4.1 Process on input:
Before the processing of the text onto the database, there are various possible Unicode routines, which are applicable for faithful handling of the Unicode text. Those processes, can/should be applied onto the text beforehand. Now the ambiguity of the "can/should" is expressed at this point as whether to apply those conversion routines, or at what stage to apply them is totally dependent on the business logic, the control of which rightfully lies with the software developer. Typically these processes involve
Conversion/Non-conversion from Unicode to Punycode
- If the string is going to get stored in the database column that is not Unicode enabled (for code legacy reasons, otherwise it is definitely recommended to fully Unicode compliant database structure) then the developer might want to convert the Unicode string to punycode. However, if there are a set of operations expected by the developer on the stored domain names, e.g. some sort of searching and sorting, it is desired that the Unicode form of the domain name be preserved.
Conversion as per the Unicode Normalization
- Typically, as per the IDNA protocol, the domain name has to be in a "Normalized" form. This helps prevent the dual representation of the same label. A developer, as per the business logic can take appropriate call if this conversion is needed at this stage.
4.2 Process on output:
This operation on the text often follows after the text is retrieved from the database and is on it's way to subsequent processing for further journey into the user-interface. All the conversions/processes applied on the "Process on input" can either be maintained or reversed or newly applied onto the text, depending on the requirement and business logic.
5. Display:
Finally, after the text is retrieved from the back-end of the system, it should be able to be rendered back into it's Unicode form as understandable by the native user of the script/language.
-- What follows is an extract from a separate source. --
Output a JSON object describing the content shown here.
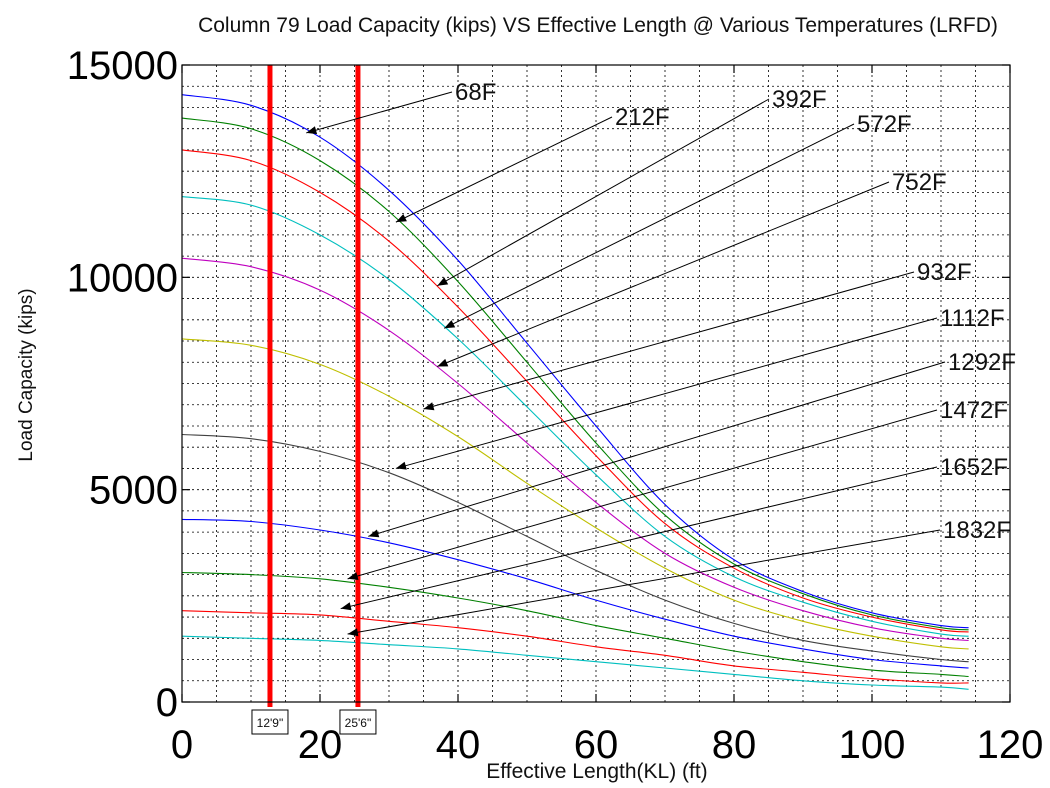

The software-systems which can comply with all the above 5 major operations while dealing with the IDNs and Internationalized Email Addresses, can be considered to be truly compliant with the notion of the "Universal Acceptance".
Why is the topic so important at ICANN?
ICANN as a body is entrusted with the responsibility of maintaining and managing the policy in relation to the names and numbers, typically domain names and IP addresses. In addition to this, ICANN has become a global forum for internet policy development discourse. Throughout the discussions at various ICANN meetings, "on-boarding of the next billion" frequently forms the core of the discussions. Given the current linguistic spread and the demographics of the new internet users, catering to the needs of the non-Latin and non-English users becomes vital.
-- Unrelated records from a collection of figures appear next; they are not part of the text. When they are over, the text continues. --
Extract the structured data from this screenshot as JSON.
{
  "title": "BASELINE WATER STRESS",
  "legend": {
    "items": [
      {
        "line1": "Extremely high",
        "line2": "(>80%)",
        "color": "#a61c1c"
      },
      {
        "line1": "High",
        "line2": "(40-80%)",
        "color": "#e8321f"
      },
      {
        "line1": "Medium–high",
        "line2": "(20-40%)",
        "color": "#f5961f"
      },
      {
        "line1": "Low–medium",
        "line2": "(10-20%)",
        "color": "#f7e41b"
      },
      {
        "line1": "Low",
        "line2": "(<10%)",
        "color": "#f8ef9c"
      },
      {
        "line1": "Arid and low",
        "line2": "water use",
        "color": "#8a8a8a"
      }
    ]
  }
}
As per the ICANN's Strategic Plan for fiscal years 2021 - 2025, ICANN's strategic goal is;
Foster competition, consumer choice, and innovation in the Internet space by increasing awareness and encouraging readiness for Universal Acceptance, IDN implementation, and IPv6.
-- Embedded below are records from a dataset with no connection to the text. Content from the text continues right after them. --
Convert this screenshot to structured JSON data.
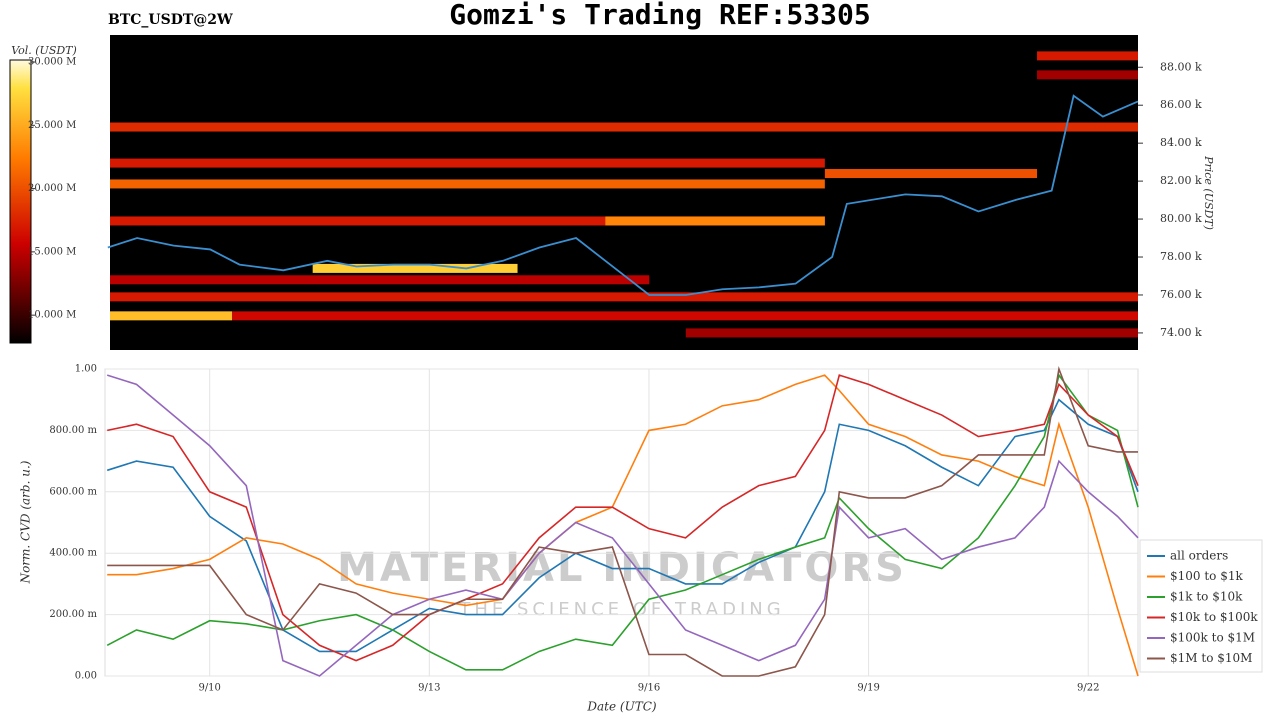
{
  "chart_data": [
    {
      "type": "heatmap",
      "title": "Gomzi's Trading REF:53305",
      "label": "BTC_USDT@2W",
      "ylabel": "Price (USDT)",
      "xlim": [
        8.63,
        22.68
      ],
      "ylim": [
        73.1,
        89.7
      ],
      "yticks": [
        {
          "value": 74,
          "label": "74.00 k"
        },
        {
          "value": 76,
          "label": "76.00 k"
        },
        {
          "value": 78,
          "label": "78.00 k"
        },
        {
          "value": 80,
          "label": "80.00 k"
        },
        {
          "value": 82,
          "label": "82.00 k"
        },
        {
          "value": 84,
          "label": "84.00 k"
        },
        {
          "value": 86,
          "label": "86.00 k"
        },
        {
          "value": 88,
          "label": "88.00 k"
        }
      ],
      "colorbar": {
        "label": "Vol. (USDT)",
        "lim": [
          7.8,
          30.16
        ],
        "ticks": [
          {
            "value": 10,
            "label": "10.000 M"
          },
          {
            "value": 15,
            "label": "15.000 M"
          },
          {
            "value": 20,
            "label": "20.000 M"
          },
          {
            "value": 25,
            "label": "25.000 M"
          },
          {
            "value": 30,
            "label": "30.000 M"
          }
        ]
      },
      "heatmap": {
        "x_start": [
          8.63,
          8.63,
          8.63,
          8.63,
          15.4,
          8.63,
          8.63,
          10.3,
          11.4,
          8.63,
          16.5,
          18.4,
          21.3,
          21.3
        ],
        "x_end": [
          22.68,
          18.4,
          18.4,
          18.4,
          18.4,
          22.68,
          10.3,
          22.68,
          14.2,
          16.0,
          22.68,
          21.3,
          22.68,
          22.68
        ],
        "price": [
          84.85,
          82.95,
          81.85,
          79.9,
          79.9,
          75.9,
          74.9,
          74.9,
          77.4,
          76.8,
          74.0,
          82.4,
          88.6,
          87.6
        ],
        "volume": [
          18,
          17,
          21,
          17,
          23,
          17,
          26,
          16,
          27,
          15,
          14,
          20,
          17,
          14
        ]
      },
      "price_line": {
        "color": "#3a8fd0",
        "x": [
          8.6,
          9.0,
          9.5,
          10.0,
          10.4,
          11.0,
          11.6,
          12.0,
          12.5,
          13.0,
          13.5,
          14.0,
          14.5,
          15.0,
          15.4,
          16.0,
          16.5,
          17.0,
          17.5,
          18.0,
          18.5,
          18.7,
          19.5,
          20.0,
          20.5,
          21.0,
          21.5,
          21.8,
          22.2,
          22.68
        ],
        "values": [
          78.5,
          79.0,
          78.6,
          78.4,
          77.6,
          77.3,
          77.8,
          77.5,
          77.6,
          77.6,
          77.4,
          77.8,
          78.5,
          79.0,
          77.8,
          76.0,
          76.0,
          76.3,
          76.4,
          76.6,
          78.0,
          80.8,
          81.3,
          81.2,
          80.4,
          81.0,
          81.5,
          86.5,
          85.4,
          86.2
        ]
      }
    },
    {
      "type": "line",
      "xlabel": "Date (UTC)",
      "ylabel": "Norm. CVD (arb. u.)",
      "xlim": [
        8.57,
        22.68
      ],
      "xticks": [
        {
          "value": 10,
          "label": "9/10"
        },
        {
          "value": 13,
          "label": "9/13"
        },
        {
          "value": 16,
          "label": "9/16"
        },
        {
          "value": 19,
          "label": "9/19"
        },
        {
          "value": 22,
          "label": "9/22"
        }
      ],
      "ylim": [
        0,
        1
      ],
      "yticks": [
        {
          "value": 0,
          "label": "0.00"
        },
        {
          "value": 0.2,
          "label": "200.00 m"
        },
        {
          "value": 0.4,
          "label": "400.00 m"
        },
        {
          "value": 0.6,
          "label": "600.00 m"
        },
        {
          "value": 0.8,
          "label": "800.00 m"
        },
        {
          "value": 1,
          "label": "1.00"
        }
      ],
      "grid": true,
      "legend": "lower right",
      "watermark": [
        "MATERIAL INDICATORS",
        "THE SCIENCE OF TRADING"
      ],
      "x": [
        8.6,
        9.0,
        9.5,
        10.0,
        10.5,
        11.0,
        11.5,
        12.0,
        12.5,
        13.0,
        13.5,
        14.0,
        14.5,
        15.0,
        15.5,
        16.0,
        16.5,
        17.0,
        17.5,
        18.0,
        18.4,
        18.6,
        19.0,
        19.5,
        20.0,
        20.5,
        21.0,
        21.4,
        21.6,
        22.0,
        22.4,
        22.68
      ],
      "series": [
        {
          "name": "all orders",
          "color": "#1f77b4",
          "values": [
            0.67,
            0.7,
            0.68,
            0.52,
            0.44,
            0.15,
            0.08,
            0.08,
            0.15,
            0.22,
            0.2,
            0.2,
            0.32,
            0.4,
            0.35,
            0.35,
            0.3,
            0.3,
            0.37,
            0.42,
            0.6,
            0.82,
            0.8,
            0.75,
            0.68,
            0.62,
            0.78,
            0.8,
            0.9,
            0.82,
            0.78,
            0.6
          ]
        },
        {
          "name": "$100 to $1k",
          "color": "#ff7f0e",
          "values": [
            0.33,
            0.33,
            0.35,
            0.38,
            0.45,
            0.43,
            0.38,
            0.3,
            0.27,
            0.25,
            0.23,
            0.25,
            0.4,
            0.5,
            0.55,
            0.8,
            0.82,
            0.88,
            0.9,
            0.95,
            0.98,
            0.93,
            0.82,
            0.78,
            0.72,
            0.7,
            0.65,
            0.62,
            0.82,
            0.55,
            0.22,
            0.0
          ]
        },
        {
          "name": "$1k to $10k",
          "color": "#2ca02c",
          "values": [
            0.1,
            0.15,
            0.12,
            0.18,
            0.17,
            0.15,
            0.18,
            0.2,
            0.15,
            0.08,
            0.02,
            0.02,
            0.08,
            0.12,
            0.1,
            0.25,
            0.28,
            0.33,
            0.38,
            0.42,
            0.45,
            0.58,
            0.48,
            0.38,
            0.35,
            0.45,
            0.62,
            0.78,
            0.98,
            0.85,
            0.8,
            0.55
          ]
        },
        {
          "name": "$10k to $100k",
          "color": "#d62728",
          "values": [
            0.8,
            0.82,
            0.78,
            0.6,
            0.55,
            0.2,
            0.1,
            0.05,
            0.1,
            0.2,
            0.25,
            0.3,
            0.45,
            0.55,
            0.55,
            0.48,
            0.45,
            0.55,
            0.62,
            0.65,
            0.8,
            0.98,
            0.95,
            0.9,
            0.85,
            0.78,
            0.8,
            0.82,
            0.95,
            0.85,
            0.78,
            0.62
          ]
        },
        {
          "name": "$100k to $1M",
          "color": "#9467bd",
          "values": [
            0.98,
            0.95,
            0.85,
            0.75,
            0.62,
            0.05,
            0.0,
            0.1,
            0.2,
            0.25,
            0.28,
            0.25,
            0.4,
            0.5,
            0.45,
            0.3,
            0.15,
            0.1,
            0.05,
            0.1,
            0.25,
            0.55,
            0.45,
            0.48,
            0.38,
            0.42,
            0.45,
            0.55,
            0.7,
            0.6,
            0.52,
            0.45
          ]
        },
        {
          "name": "$1M to $10M",
          "color": "#8c564b",
          "values": [
            0.36,
            0.36,
            0.36,
            0.36,
            0.2,
            0.15,
            0.3,
            0.27,
            0.2,
            0.2,
            0.25,
            0.25,
            0.42,
            0.4,
            0.42,
            0.07,
            0.07,
            0,
            0,
            0.03,
            0.2,
            0.6,
            0.58,
            0.58,
            0.62,
            0.72,
            0.72,
            0.72,
            1.0,
            0.75,
            0.73,
            0.73
          ]
        }
      ]
    }
  ]
}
This discourse is ably supported by the technical protocol developments on the IDN and Internationalized Email front. Thus, two of the major aspects of this discourse, the technical feasibility of the multilingual identifiers as well as the availability of the affordable internet in otherwise non-connected regions of the world, have been fulfilled. This leaves only the third side, that is enablement of the internet based service' ability to cater to the truly multilingual internet to be fulfilled. It is towards that goal, that ICANN wants the support to rally thereby ensuring the fruits of the internet-based human enrichment reaches the unreached quarters of the human-society.